I was reading an essay in Charles Baxter's The Art of Subtext for my creative writing class. This particular essay was called "Creating a Scene." The title's a clever play on words, as the essay's really about causing a commotion in the world of your stories. The idea is that too many writers (particularly of literary fiction) have their characters avoid conflict, a behavior common in real life. Unfortunately, people read fiction for the excitement and conflict, so good fiction requires characters to be more confrontational than many people are in real life. The essay had three effects on me:
Validation: I like sturm and drang in my stories. Everything I write that isn't set in an imaginary world tends to involve getting inside the head of somebody mentally unstable and to have a body count. I didn't need anybody to tell me to have my characters say and do outrageous things that move the action along. It was just nice to have one of those authors of snobbish literary fiction endorse something I already instinctively believe in.

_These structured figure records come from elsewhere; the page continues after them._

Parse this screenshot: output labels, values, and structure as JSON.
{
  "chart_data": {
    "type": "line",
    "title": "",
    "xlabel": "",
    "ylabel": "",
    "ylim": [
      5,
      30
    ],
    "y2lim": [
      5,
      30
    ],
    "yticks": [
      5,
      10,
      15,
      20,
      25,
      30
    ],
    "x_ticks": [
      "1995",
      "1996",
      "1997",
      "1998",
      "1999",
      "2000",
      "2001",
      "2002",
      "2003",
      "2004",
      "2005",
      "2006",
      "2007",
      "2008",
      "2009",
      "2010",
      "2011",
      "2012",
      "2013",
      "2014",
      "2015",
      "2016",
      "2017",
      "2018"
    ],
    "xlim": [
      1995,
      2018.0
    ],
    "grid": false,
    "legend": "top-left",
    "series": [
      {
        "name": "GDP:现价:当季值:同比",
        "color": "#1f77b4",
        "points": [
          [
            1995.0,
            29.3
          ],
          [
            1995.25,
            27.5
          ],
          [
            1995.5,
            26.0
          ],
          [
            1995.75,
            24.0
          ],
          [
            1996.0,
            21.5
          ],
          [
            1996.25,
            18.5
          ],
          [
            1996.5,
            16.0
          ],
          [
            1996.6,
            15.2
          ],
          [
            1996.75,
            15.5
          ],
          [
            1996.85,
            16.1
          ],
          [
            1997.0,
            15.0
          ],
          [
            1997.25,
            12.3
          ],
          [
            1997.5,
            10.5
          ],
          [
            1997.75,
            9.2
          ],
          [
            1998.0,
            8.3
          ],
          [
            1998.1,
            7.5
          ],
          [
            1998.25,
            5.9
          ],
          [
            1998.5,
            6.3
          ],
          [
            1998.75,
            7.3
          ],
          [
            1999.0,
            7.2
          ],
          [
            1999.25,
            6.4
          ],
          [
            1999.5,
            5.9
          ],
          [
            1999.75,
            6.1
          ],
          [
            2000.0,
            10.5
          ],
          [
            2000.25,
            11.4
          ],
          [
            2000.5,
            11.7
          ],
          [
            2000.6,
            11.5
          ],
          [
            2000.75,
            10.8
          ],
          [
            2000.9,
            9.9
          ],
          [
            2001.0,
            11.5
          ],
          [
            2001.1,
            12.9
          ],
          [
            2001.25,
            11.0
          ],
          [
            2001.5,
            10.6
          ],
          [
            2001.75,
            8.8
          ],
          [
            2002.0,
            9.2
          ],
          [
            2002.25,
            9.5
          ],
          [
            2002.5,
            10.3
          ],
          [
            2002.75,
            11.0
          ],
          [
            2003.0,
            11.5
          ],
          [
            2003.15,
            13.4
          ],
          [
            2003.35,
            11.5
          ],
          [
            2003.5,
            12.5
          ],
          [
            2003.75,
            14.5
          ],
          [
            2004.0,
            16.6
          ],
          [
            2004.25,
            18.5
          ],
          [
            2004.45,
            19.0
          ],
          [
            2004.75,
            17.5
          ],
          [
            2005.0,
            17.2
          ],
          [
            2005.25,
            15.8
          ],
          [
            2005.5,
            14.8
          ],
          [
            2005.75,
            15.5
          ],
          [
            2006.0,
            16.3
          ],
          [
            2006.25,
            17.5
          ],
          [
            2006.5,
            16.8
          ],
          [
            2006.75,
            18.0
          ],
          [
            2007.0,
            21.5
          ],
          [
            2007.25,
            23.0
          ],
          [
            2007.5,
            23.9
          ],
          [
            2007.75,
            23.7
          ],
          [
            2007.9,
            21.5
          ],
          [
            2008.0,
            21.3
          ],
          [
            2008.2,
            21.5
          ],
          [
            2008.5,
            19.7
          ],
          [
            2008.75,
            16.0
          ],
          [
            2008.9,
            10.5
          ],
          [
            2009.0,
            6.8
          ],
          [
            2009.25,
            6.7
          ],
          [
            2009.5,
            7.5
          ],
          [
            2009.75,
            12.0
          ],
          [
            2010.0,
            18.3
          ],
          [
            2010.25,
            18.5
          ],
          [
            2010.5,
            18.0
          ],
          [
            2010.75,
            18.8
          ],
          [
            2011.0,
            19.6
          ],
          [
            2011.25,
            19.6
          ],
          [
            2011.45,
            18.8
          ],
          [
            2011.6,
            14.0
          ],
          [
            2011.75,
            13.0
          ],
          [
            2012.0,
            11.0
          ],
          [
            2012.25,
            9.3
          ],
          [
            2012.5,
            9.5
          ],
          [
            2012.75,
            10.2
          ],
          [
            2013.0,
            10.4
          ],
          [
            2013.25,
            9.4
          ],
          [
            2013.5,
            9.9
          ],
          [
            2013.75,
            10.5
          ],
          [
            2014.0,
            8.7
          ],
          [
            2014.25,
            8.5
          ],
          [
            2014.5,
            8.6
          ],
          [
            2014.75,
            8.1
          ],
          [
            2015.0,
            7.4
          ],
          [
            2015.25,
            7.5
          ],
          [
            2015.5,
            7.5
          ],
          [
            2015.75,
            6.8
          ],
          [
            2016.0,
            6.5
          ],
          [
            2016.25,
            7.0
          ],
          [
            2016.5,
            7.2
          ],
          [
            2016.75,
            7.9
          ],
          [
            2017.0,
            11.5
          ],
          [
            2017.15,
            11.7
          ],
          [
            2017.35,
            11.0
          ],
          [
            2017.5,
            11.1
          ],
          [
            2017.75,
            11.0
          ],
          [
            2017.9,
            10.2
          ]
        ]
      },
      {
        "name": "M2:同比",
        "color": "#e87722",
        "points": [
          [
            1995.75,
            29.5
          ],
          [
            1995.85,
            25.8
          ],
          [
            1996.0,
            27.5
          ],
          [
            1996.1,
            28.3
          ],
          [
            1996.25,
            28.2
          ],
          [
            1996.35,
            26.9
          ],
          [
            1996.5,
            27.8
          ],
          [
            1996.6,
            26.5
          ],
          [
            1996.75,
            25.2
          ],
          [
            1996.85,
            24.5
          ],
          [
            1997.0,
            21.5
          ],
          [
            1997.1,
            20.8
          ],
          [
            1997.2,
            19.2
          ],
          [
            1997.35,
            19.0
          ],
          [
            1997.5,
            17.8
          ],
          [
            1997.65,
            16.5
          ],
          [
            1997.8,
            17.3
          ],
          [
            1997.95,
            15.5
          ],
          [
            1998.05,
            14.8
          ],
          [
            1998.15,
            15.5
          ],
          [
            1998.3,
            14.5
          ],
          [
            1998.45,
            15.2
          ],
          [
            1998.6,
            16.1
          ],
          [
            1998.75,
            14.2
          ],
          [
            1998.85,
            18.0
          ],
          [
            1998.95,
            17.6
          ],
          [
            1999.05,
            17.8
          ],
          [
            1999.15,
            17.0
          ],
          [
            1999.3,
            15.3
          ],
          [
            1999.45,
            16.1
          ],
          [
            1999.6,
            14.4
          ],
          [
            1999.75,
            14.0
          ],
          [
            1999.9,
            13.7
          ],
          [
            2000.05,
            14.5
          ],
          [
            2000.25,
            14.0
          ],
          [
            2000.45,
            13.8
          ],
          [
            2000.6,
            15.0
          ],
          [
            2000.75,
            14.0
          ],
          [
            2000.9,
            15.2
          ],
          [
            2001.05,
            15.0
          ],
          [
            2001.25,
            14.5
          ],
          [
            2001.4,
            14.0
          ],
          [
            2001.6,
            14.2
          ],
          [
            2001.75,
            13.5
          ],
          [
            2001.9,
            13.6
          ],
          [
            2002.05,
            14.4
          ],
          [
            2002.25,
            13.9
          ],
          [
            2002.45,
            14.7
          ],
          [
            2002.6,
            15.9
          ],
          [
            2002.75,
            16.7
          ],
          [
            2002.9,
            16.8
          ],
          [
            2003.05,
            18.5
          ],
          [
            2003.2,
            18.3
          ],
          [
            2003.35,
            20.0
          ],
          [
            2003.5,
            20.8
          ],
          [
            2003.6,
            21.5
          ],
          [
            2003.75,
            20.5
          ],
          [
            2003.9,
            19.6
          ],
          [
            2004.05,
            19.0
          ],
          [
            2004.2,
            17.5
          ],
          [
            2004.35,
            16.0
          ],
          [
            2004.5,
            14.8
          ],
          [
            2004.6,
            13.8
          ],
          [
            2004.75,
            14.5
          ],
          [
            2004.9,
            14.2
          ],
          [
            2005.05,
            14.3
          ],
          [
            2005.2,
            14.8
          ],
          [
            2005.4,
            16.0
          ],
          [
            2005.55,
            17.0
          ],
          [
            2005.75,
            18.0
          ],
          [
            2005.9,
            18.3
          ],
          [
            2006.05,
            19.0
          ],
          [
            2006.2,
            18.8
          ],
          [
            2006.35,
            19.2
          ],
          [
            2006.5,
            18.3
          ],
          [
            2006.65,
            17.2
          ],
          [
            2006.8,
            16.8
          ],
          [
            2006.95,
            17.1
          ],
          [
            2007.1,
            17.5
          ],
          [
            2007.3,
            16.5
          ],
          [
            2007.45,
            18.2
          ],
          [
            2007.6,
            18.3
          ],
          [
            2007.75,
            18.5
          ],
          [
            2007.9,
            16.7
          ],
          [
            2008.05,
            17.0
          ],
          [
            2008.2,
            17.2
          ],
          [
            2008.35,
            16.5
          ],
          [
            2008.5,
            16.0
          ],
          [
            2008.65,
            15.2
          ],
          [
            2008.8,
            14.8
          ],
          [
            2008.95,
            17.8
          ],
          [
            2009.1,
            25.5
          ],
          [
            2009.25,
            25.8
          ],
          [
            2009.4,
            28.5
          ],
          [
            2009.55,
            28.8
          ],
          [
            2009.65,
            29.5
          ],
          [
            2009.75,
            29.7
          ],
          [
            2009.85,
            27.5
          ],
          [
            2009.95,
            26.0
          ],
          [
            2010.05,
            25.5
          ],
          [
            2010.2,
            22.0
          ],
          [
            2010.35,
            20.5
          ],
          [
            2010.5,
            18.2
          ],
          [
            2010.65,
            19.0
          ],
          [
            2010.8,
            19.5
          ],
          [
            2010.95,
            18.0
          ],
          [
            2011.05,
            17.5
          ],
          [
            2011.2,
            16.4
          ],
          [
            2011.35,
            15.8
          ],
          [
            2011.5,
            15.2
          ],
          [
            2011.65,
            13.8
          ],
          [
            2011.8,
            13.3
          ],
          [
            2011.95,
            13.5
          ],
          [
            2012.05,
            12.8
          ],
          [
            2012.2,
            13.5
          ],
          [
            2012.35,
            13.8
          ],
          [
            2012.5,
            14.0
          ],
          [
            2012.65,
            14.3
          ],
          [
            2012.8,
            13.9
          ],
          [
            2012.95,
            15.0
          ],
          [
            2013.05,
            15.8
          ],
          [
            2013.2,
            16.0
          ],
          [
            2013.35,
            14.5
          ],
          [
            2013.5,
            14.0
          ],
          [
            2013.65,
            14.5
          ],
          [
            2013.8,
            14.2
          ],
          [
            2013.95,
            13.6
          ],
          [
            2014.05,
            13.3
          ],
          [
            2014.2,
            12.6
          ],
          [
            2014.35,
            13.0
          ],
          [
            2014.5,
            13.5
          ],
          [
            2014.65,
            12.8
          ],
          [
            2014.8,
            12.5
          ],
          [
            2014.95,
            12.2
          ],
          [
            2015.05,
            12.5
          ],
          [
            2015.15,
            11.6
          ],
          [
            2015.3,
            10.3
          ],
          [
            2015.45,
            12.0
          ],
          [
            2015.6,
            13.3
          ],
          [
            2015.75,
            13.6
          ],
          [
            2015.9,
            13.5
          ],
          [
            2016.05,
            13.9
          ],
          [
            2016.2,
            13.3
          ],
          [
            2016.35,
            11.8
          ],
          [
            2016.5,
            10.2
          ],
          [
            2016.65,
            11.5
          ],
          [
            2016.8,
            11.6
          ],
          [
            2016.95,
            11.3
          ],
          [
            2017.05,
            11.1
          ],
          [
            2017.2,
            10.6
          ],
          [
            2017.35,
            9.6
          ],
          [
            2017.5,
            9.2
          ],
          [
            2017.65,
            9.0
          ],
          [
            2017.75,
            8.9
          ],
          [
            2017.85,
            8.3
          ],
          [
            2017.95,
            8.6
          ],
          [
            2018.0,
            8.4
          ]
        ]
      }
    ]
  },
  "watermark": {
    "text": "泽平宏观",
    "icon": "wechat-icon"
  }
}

New Author to Read: Baxter went on and on in this essay about the famous 19th-Century Russian novelist Fyodor Dostoyevski. Specifically, he mentioned Dostoyevski's tendency to create characters who "make scenes" and to write intense scenes that made his readers uncomfortable. This tendency caused many of his contemporaries, including Anton Chekhov, to call him "indulgent." This attitude is apparently echoed by a lot of modern creative writing professors and students. But hearing about this disconcerting intensity made me decide that I'm going to have to read me some Dostoyevski at some point. The fact that the snub of Dostoyevski is mirrored by a near universal acclaim of authors like Alice Munro only adds to this urge. We've had to read a bunch of Alice Munro stories this quarter, and I've come to the conclusion that, while I can tell she's a skilled writer, reading thirty pages of her at a time is a chore for me.
Crazy Tangent on Music: Reading about all this indulgent intensity immediately made me think of some of my favorite bands. I had the new Coheed and Cambria album The Year of the Black Rainbow playing in my car's CD player last week, so I guess I was primed to think about why I like bands like Coheed and Rush. Their styles can also be described as indulgent and over-the-top. Rush has sometimes been slammed by music critics for their "too busy" arrangements. Of course, anyone who's ever listened to "Tom Sawyer" knows that's what makes them fun to listen to. Indulgence is the point of hard rock genres. Meanwhile, Coheed and Cambria has songs like "Welcome Home," which sport indulgent, over-the-top arrangements and lyrics that can make some listeners uncomfortable. So basically, I like my literature like I like my music: with an emphasis on mythic, intense subject matter or emotional states rather than real-life monotony.